To increase the range of functionality afforded by two-dimensional (2D) materials, research has progressed in the direction of creating and investigating stacked assemblies of 2D materials, or heterostructures. The stacking can occur in the direction normal to their plane (vertical heterostructures) or, via ingenious synthesis techniques, in the same plane—thereby yielding in-plane heterostructures or domain superstructures. The range of properties of both vertical and in-plane heterostructures depends on a variety of factors, but primarily on the properties (electronic, mechanical, piezoelectric, etc.) of the specific component 2D materials, as well as on the possible lattice constant differences between adjacent 2D layers. Herein, we explore piezoelectric properties of vertical and in-plane heterostructures created from transition metal dichalcogenide layers (TMDC in vertical heterostructures) and graphene and hexagonal boron nitride (in-plane domains and ribbons).
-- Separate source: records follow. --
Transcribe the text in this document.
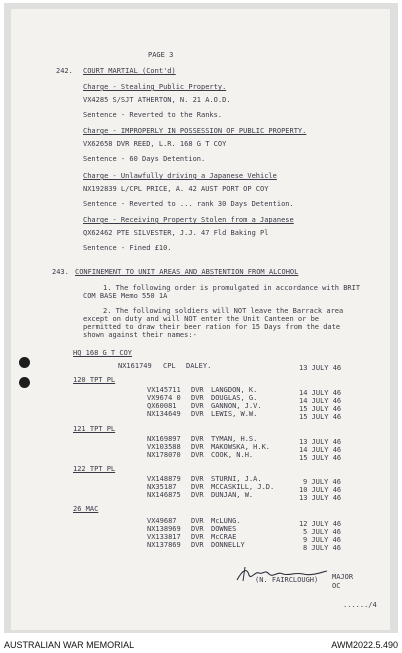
PAGE 3
242. COURT MARTIAL (Cont'd)
Charge - Stealing Public Property.
VX4285 S/SJT ATHERTON, N. 21 A.O.D.
Sentence - Reverted to the Ranks.
Charge - IMPROPERLY IN POSSESSION OF PUBLIC PROPERTY.
VX62658 DVR REED, L.R. 168 G T COY
Sentence - 60 Days Detention.
Charge - Unlawfully driving a Japanese Vehicle
NX192839 L/CPL PRICE, A. 42 AUST PORT OP COY
Sentence - Reverted to ... rank 30 Days Detention.
Charge - Receiving Property Stolen from a Japanese
QX62462 PTE SILVESTER, J.J. 47 Fld Baking Pl
Sentence - Fined £10.
243. CONFINEMENT TO UNIT AREAS AND ABSTENTION FROM ALCOHOL
1. The following order is promulgated in accordance with BRIT
COM BASE Memo 550 1A
2. The following soldiers will NOT leave the Barrack area
except on duty and will NOT enter the Unit Canteen or be
permitted to draw their beer ration for 15 Days from the date
shown against their names:-
HQ 168 G T COY
NX161749 CPL DALEY.	13 JULY 46
120 TPT PL
VX145711 DVR LANGDON, K.	14 JULY 46
VX9674 0 DVR DOUGLAS, G.	14 JULY 46
QX60081 DVR GANNON, J.V.	15 JULY 46
NX134649 DVR LEWIS, W.W.	15 JULY 46
121 TPT PL
NX169897 DVR TYMAN, H.S.	13 JULY 46
VX103588 DVR MAKOWSKA, H.K.	14 JULY 46
NX178070 DVR COOK, N.H.	15 JULY 46
122 TPT PL
VX148879 DVR STURNI, J.A.	9 JULY 46
NX35187 DVR MCCASKILL, J.D.	10 JULY 46
NX146875 DVR DUNJAN, W.	13 JULY 46
26 MAC
VX49687 DVR McLUNG.	12 JULY 46
NX138969 DVR DOWNES	5 JULY 46
VX133817 DVR McCRAE	9 JULY 46
NX137869 DVR DONNELLY	8 JULY 46
(N. FAIRCLOUGH) MAJOR
OC
....../4
AUSTRALIAN WAR MEMORIAL	AWM2022.5.490
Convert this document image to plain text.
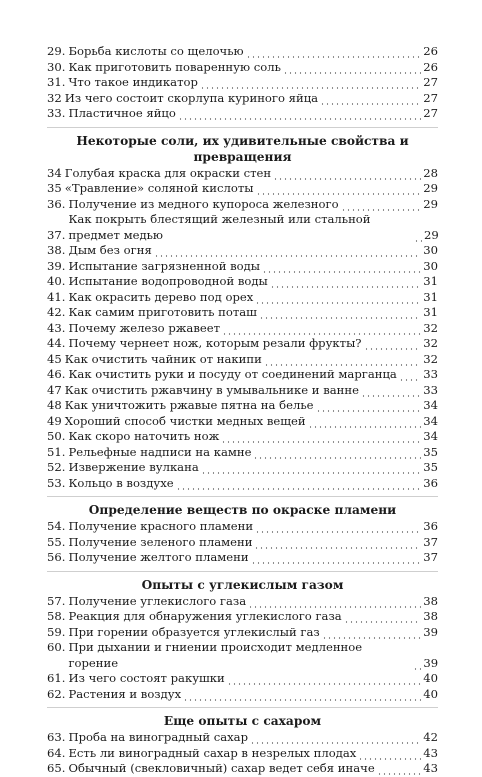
29. Борьба кислоты со щелочью	26
30. Как приготовить поваренную соль	26
31. Что такое индикатор	27
32 Из чего состоит скорлупа куриного яйца	27
33. Пластичное яйцо	27
Некоторые соли, их удивительные свойства и превращения
34 Голубая краска для окраски стен	28
35 «Травление» соляной кислоты	29
36. Получение из медного купороса железного	29
37.
Как покрыть блестящий железный или стальной предмет медью	29
38. Дым без огня	30
39. Испытание загрязненной воды	30
40. Испытание водопроводной воды	31
41. Как окрасить дерево под орех	31
42. Как самим приготовить поташ	31
43. Почему железо ржавеет	32
44. Почему чернеет нож, которым резали фрукты?	32
45 Как очистить чайник от накипи	32
46. Как очистить руки и посуду от соединений марганца 33
47 Как очистить ржавчину в умывальнике и ванне	33
48 Как уничтожить ржавые пятна на белье	34
49 Хороший способ чистки медных вещей	34
50. Как скоро наточить нож	34
51. Рельефные надписи на камне	35
52. Извержение вулкана	35
53. Кольцо в воздухе	36
Определение веществ по окраске пламени
54. Получение красного пламени	36
55. Получение зеленого пламени	37
56. Получение желтого пламени	37
Опыты с углекислым газом
57. Получение углекислого газа	38
58. Реакция для обнаружения углекислого газа	38
59. При горении образуется углекислый газ	39
60. При дыхании и гниении происходит медленное горение	39
61. Из чего состоят ракушки	40
62. Растения и воздух	40
Еще опыты с сахаром
63. Проба на виноградный сахар	42
64. Есть ли виноградный сахар в незрелых плодах	43
65. Обычный (свекловичный) сахар ведет себя иначе	43
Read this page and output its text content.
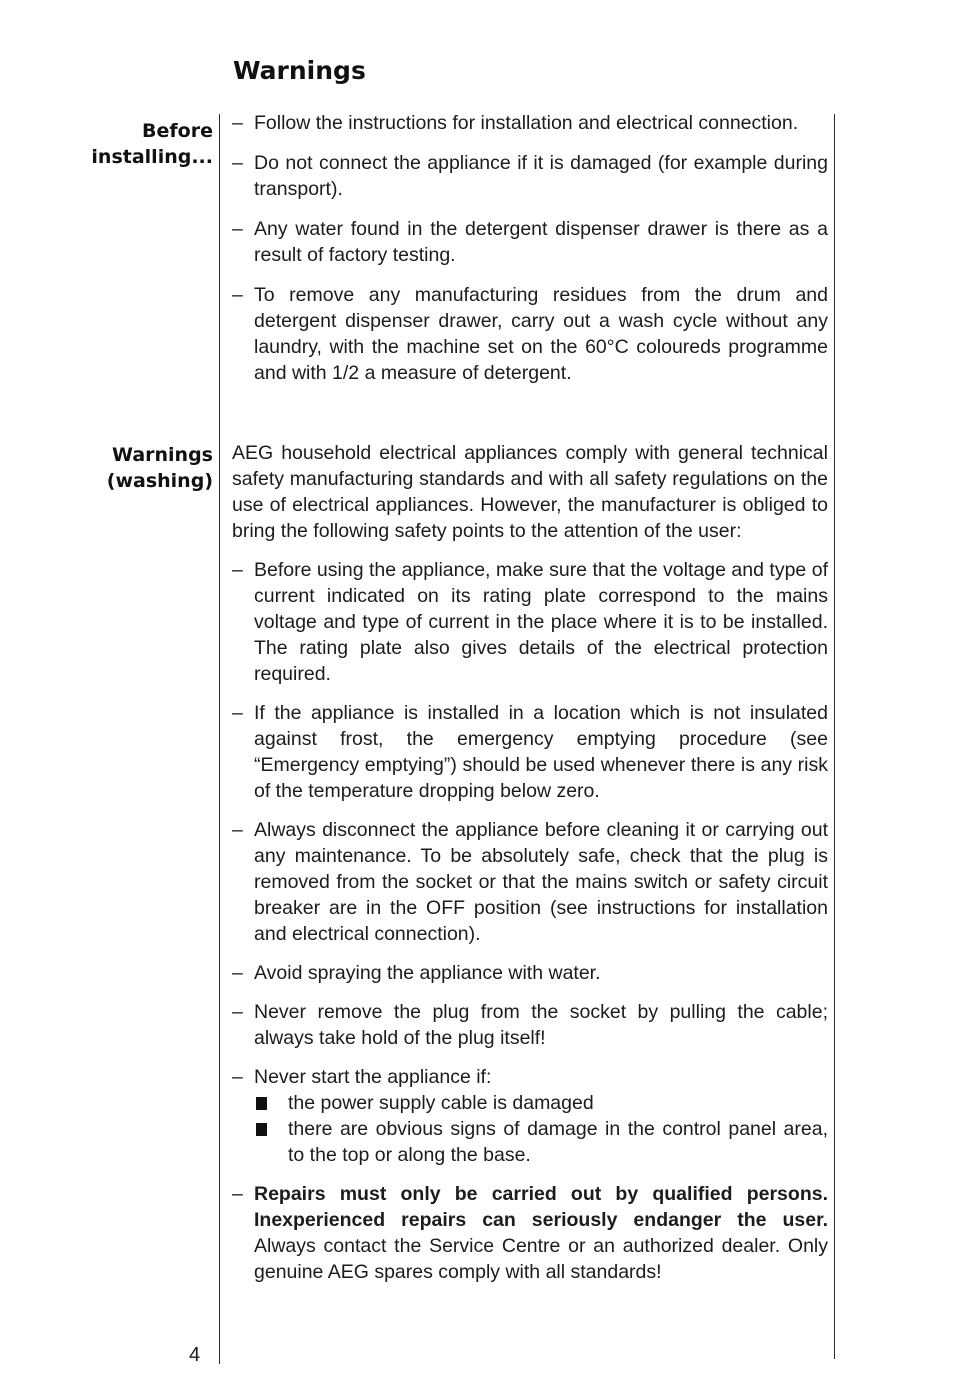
Warnings
Before
installing...

– Follow the instructions for installation and electrical connection.

– Do not connect the appliance if it is damaged (for example during transport).

– Any water found in the detergent dispenser drawer is there as a result of factory testing.

– To remove any manufacturing residues from the drum and detergent dispenser drawer, carry out a wash cycle without any laundry, with the machine set on the 60°C coloureds programme and with 1/2 a measure of detergent.

Warnings
(washing)

AEG household electrical appliances comply with general technical safety manufacturing standards and with all safety regulations on the use of electrical appliances. However, the manufacturer is obliged to bring the following safety points to the attention of the user:

– Before using the appliance, make sure that the voltage and type of current indicated on its rating plate correspond to the mains voltage and type of current in the place where it is to be installed. The rating plate also gives details of the electrical protection required.

– If the appliance is installed in a location which is not insulated against frost, the emergency emptying procedure (see “Emergency emptying”) should be used whenever there is any risk of the temperature dropping below zero.

– Always disconnect the appliance before cleaning it or carrying out any maintenance. To be absolutely safe, check that the plug is removed from the socket or that the mains switch or safety circuit breaker are in the OFF position (see instructions for installation and electrical connection).

– Avoid spraying the appliance with water.

– Never remove the plug from the socket by pulling the cable; always take hold of the plug itself!

– Never start the appliance if:
the power supply cable is damaged
there are obvious signs of damage in the control panel area, to the top or along the base.
– Repairs must only be carried out by qualified persons. Inexperienced repairs can seriously endanger the user. Always contact the Service Centre or an authorized dealer. Only genuine AEG spares comply with all standards!
4
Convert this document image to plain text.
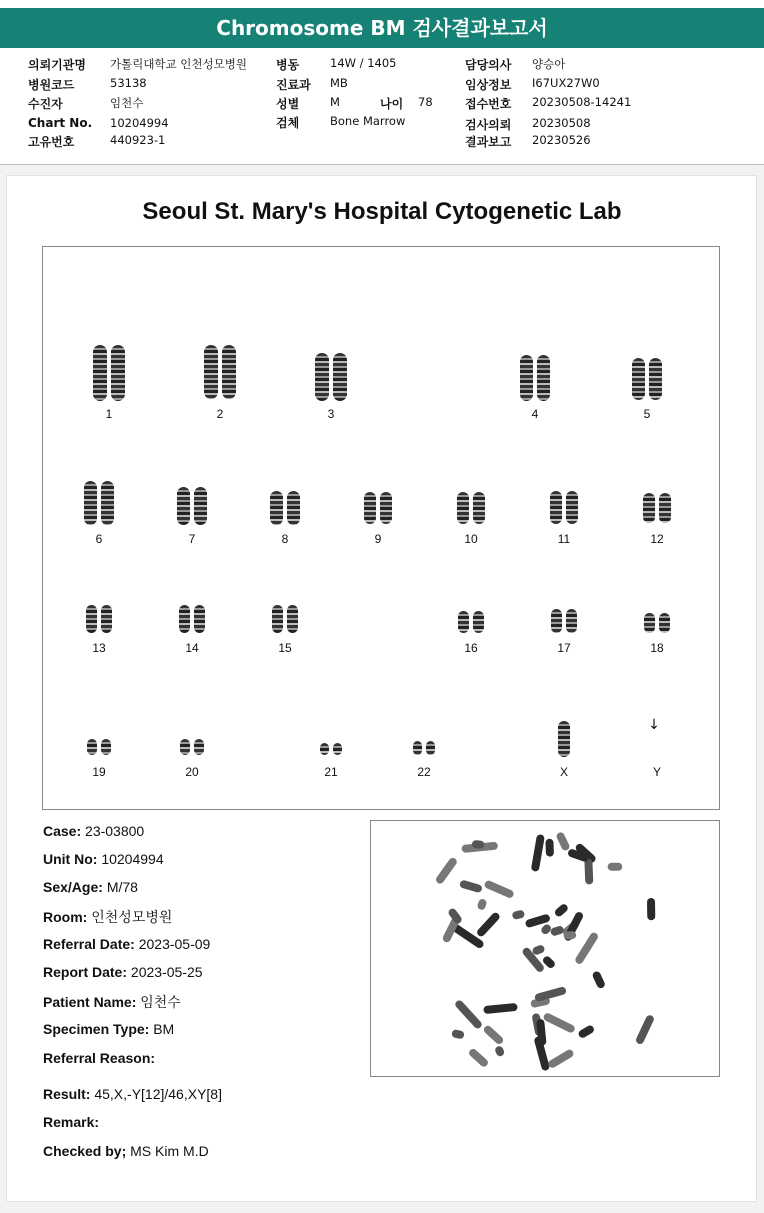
Chromosome BM 검사결과보고서
의뢰기관명 가톨릭대학교 인천성모병원
병원코드	53138
수진자	임천수
Chart No. 10204994
고유번호	440923-1
병동	14W / 1405
진료과 MB
성별	M	나이 78
검체	Bone Marrow
담당의사 양승아
임상정보 I67UX27W0
접수번호 20230508-14241
검사의뢰 20230508
결과보고 20230526
Seoul St. Mary's Hospital Cytogenetic Lab
↓
1	2	3	4	5
6	7	8	9	10	11	12
13	14	15	16	17	18
19	20	21	22	X	Y
Case: 23-03800
Unit No: 10204994
Sex/Age: M/78
Room: 인천성모병원
Referral Date: 2023-05-09
Report Date: 2023-05-25
Patient Name: 임천수
Specimen Type: BM
Referral Reason:
Result: 45,X,-Y[12]/46,XY[8]
Remark:
Checked by; MS Kim M.D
For TMDC heterostructures, we use density functional theory calculations to explore the effects of stacking registry and of specific layers on the electronic bandgap and on piezoelectric properties. We also present a brief review of hybrid domains (in-plane) in terms of their synthesis, mechanical, and electronic properties. As experimental efforts become increasingly successful in terms of controlling the morphology, composition, stacking, and relative dimensions of various heterostructures, the results presented here could provide guidance for targeted synthesis or assembly of materials with properties useful for nanoscale device applications.